The last 3 volumes are in first edition; the first two, reprinted circa 1692 under the date of 1678, are the reprint of the 12mo edition of 1668.
“Only complete edition of La Fontaine’s Fables that was printed under the author’s eyes.” (Brunet, Manuel du Libraire, III, 751).
“This precious and famous edition is hard to find complete and in good condition, most copies, as Brunet notes, having passed through children’s hands.” (A. Claudin. Cat. Rochebilière, n°168).
Part III contains 41 new Fables and the dedicatory epistle to the Marquise of Montespan.
Part IV contains 39 new Fables with an epilogue.
Part V contains 29 new Fables.
It is illustrated with hundreds of engravings by Fr. Chauveau and by M. Guérard of which most of them are published for the first time.
“La Fontaine was hailed as the inventor of free verse. But, to tell the truth, this poet knew few rivals in the art of handling the French verse and there, as in this fusion of lyricism and realism, La Fontaine exceeds his time: that is why his success never weakened and remained universal; that’s why Taine was able to say that La Fontaine was ‘the supreme manifestation of French genius’”.
“Part III had two issues: in the first, the 7th verse of page 101 [Et sans cela nos gains seraient assez honnestes], has been omitted; it is reinstated in the second issue with a cancel mounted on guards.
In the first issue of part IV, at the end of the fable Le Singe et le Léopard, we read the last verse as: Bigarrez en dehors ne sont rien en dedans modified in the second issue in: N’ont que l’habit pour tous talens !
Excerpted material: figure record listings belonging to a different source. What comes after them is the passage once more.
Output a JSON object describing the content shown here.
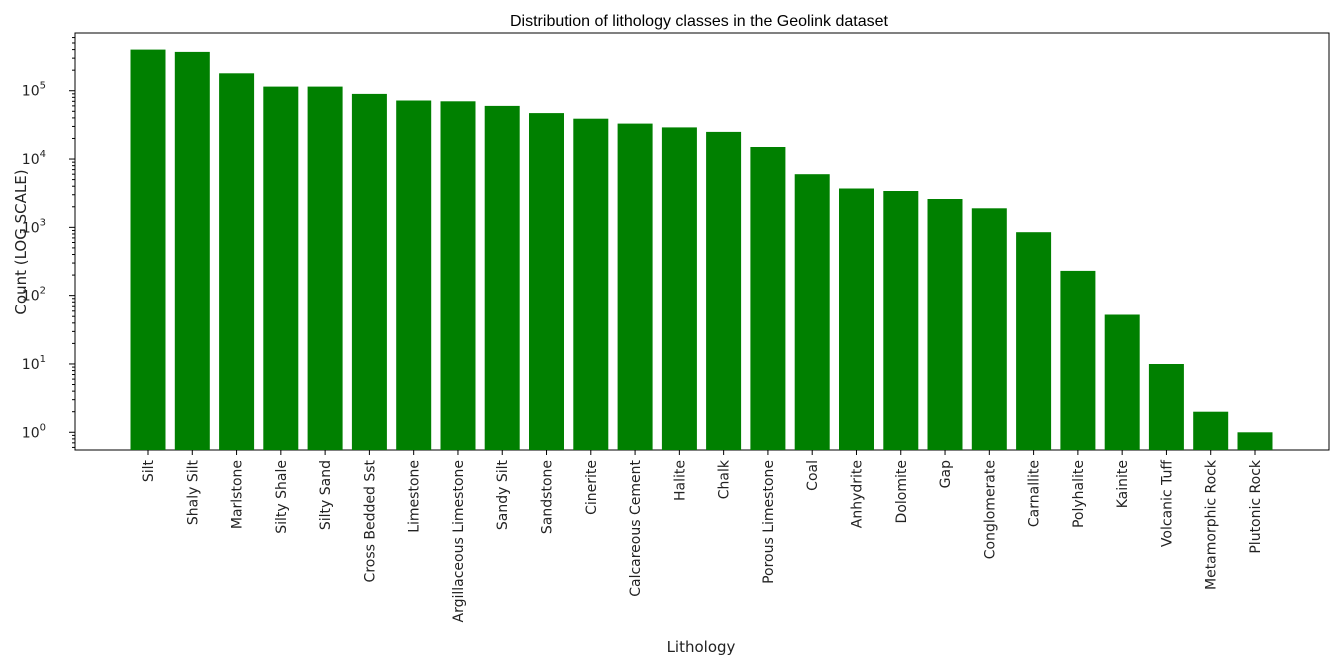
{
  "chart_data": {
    "type": "bar",
    "title": "Distribution of lithology classes in the Geolink dataset",
    "xlabel": "Lithology",
    "ylabel": "Count (LOG SCALE)",
    "y_scale": "log",
    "ylim": [
      0.55,
      700000
    ],
    "y_ticks": [
      {
        "value": 1,
        "base": "10",
        "exp": "0"
      },
      {
        "value": 10,
        "base": "10",
        "exp": "1"
      },
      {
        "value": 100,
        "base": "10",
        "exp": "2"
      },
      {
        "value": 1000,
        "base": "10",
        "exp": "3"
      },
      {
        "value": 10000,
        "base": "10",
        "exp": "4"
      },
      {
        "value": 100000,
        "base": "10",
        "exp": "5"
      }
    ],
    "bar_color": "#008000",
    "grid": false,
    "categories": [
      "Silt",
      "Shaly Silt",
      "Marlstone",
      "Silty Shale",
      "Silty Sand",
      "Cross Bedded Sst",
      "Limestone",
      "Argillaceous Limestone",
      "Sandy Silt",
      "Sandstone",
      "Cinerite",
      "Calcareous Cement",
      "Halite",
      "Chalk",
      "Porous Limestone",
      "Coal",
      "Anhydrite",
      "Dolomite",
      "Gap",
      "Conglomerate",
      "Carnallite",
      "Polyhalite",
      "Kainite",
      "Volcanic Tuff",
      "Metamorphic Rock",
      "Plutonic Rock"
    ],
    "values": [
      400000,
      370000,
      180000,
      115000,
      115000,
      90000,
      72000,
      70000,
      60000,
      47000,
      39000,
      33000,
      29000,
      25000,
      15000,
      6000,
      3700,
      3400,
      2600,
      1900,
      850,
      230,
      53,
      10,
      2,
      1
    ]
  }
}
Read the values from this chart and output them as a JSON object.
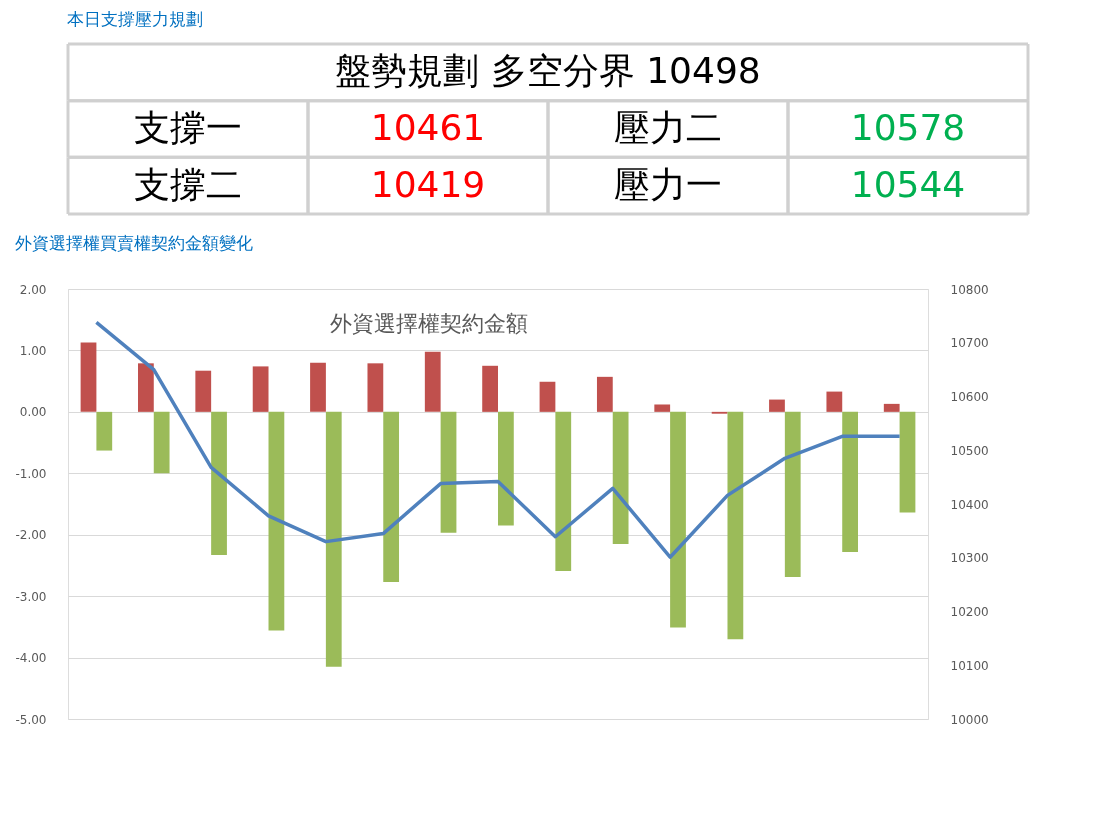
{
  "chart_data": [
    {
      "type": "other",
      "title": "本日支撐壓力規劃",
      "subtitle": "盤勢規劃 多空分界 10498",
      "categories": [
        "支撐一",
        "壓力二",
        "支撐二",
        "壓力一"
      ],
      "data_labels": true,
      "series": [
        {
          "color": "#ff0000",
          "values": [
            10461,
            null,
            10419,
            null
          ]
        },
        {
          "color": "#00b050",
          "values": [
            null,
            10578,
            null,
            10544
          ]
        }
      ]
    },
    {
      "type": "bar",
      "title": "外資選擇權買賣權契約金額變化",
      "subtitle": "外資選擇權契約金額",
      "categories": [
        null,
        null,
        null,
        null,
        null,
        null,
        null,
        null,
        null,
        null,
        null,
        null,
        null,
        null,
        null
      ],
      "series": [
        {
          "color": "#c0504d",
          "values": [
            1.13,
            0.79,
            0.67,
            0.74,
            0.8,
            0.79,
            0.98,
            0.75,
            0.49,
            0.57,
            0.12,
            -0.03,
            0.2,
            0.33,
            0.13
          ]
        },
        {
          "color": "#9bbb59",
          "values": [
            -0.63,
            -1.0,
            -2.33,
            -3.56,
            -4.15,
            -2.77,
            -1.97,
            -1.85,
            -2.59,
            -2.15,
            -3.51,
            -3.7,
            -2.69,
            -2.28,
            -1.64
          ]
        },
        {
          "type": "line",
          "axis": "y2",
          "color": "#4f81bd",
          "values": [
            10738,
            10650,
            10468,
            10378,
            10330,
            10345,
            10438,
            10442,
            10339,
            10429,
            10301,
            10416,
            10485,
            10526,
            10526
          ]
        }
      ],
      "ylim": [
        -5,
        2
      ],
      "yticks": [
        {
          "value": 2,
          "label": "2.00"
        },
        {
          "value": 1,
          "label": "1.00"
        },
        {
          "value": 0,
          "label": "0.00"
        },
        {
          "value": -1,
          "label": "-1.00"
        },
        {
          "value": -2,
          "label": "-2.00"
        },
        {
          "value": -3,
          "label": "-3.00"
        },
        {
          "value": -4,
          "label": "-4.00"
        },
        {
          "value": -5,
          "label": "-5.00"
        }
      ],
      "y2lim": [
        10000,
        10800
      ],
      "y2ticks": [
        10000,
        10100,
        10200,
        10300,
        10400,
        10500,
        10600,
        10700,
        10800
      ],
      "grid": "y"
    }
  ]
}
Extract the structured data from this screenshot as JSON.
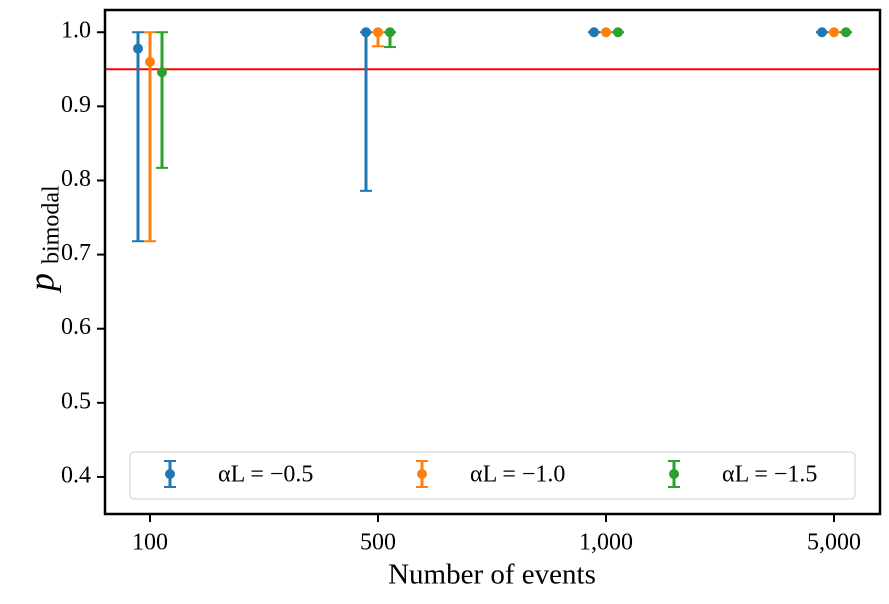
{
  "chart_data": {
    "type": "errorbar",
    "xlabel": "Number of events",
    "ylabel": "p",
    "ylabel_sub": "bimodal",
    "categories": [
      "100",
      "500",
      "1,000",
      "5,000"
    ],
    "series": [
      {
        "name": "αL = −0.5",
        "color": "#1f77b4",
        "values": [
          0.978,
          1,
          1,
          1
        ],
        "err_low": [
          0.26,
          0.214,
          0,
          0
        ],
        "err_high": [
          0.022,
          0,
          0,
          0
        ]
      },
      {
        "name": "αL = −1.0",
        "color": "#ff7f0e",
        "values": [
          0.96,
          1,
          1,
          1
        ],
        "err_low": [
          0.242,
          0.019,
          0,
          0
        ],
        "err_high": [
          0.04,
          0,
          0,
          0
        ]
      },
      {
        "name": "αL = −1.5",
        "color": "#2ca02c",
        "values": [
          0.946,
          1,
          1,
          1
        ],
        "err_low": [
          0.129,
          0.02,
          0,
          0
        ],
        "err_high": [
          0.054,
          0,
          0,
          0
        ]
      }
    ],
    "reference_line": {
      "value": 0.95,
      "color": "#ff0000"
    },
    "ylim": [
      0.35,
      1.03
    ],
    "yticks": [
      0.4,
      0.5,
      0.6,
      0.7,
      0.8,
      0.9,
      {
        "value": 1,
        "label": "1.0"
      }
    ],
    "legend": "lower center"
  }
}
Part V, of which one can find very few copies dated 1693, had three editions under the same date: the first has the cypher of Barbin on the title; the second has a typographical fleuron; the third is regularly cyphered until the end, p. 230, and its composition is completely different.” (Tchemerzine).
Part III belongs here to the second issue, part IV to the first, part V to the third. These five volumes form the first collected edition of La Fontaine’s Fables.
The Rochebilière copy described by A. Claudin measured 157 to 158 mm in height depending on the volumes; this one measures 159 mm.
Very beautiful copy bound in blue morocco by Belz-Niedree towards 1865.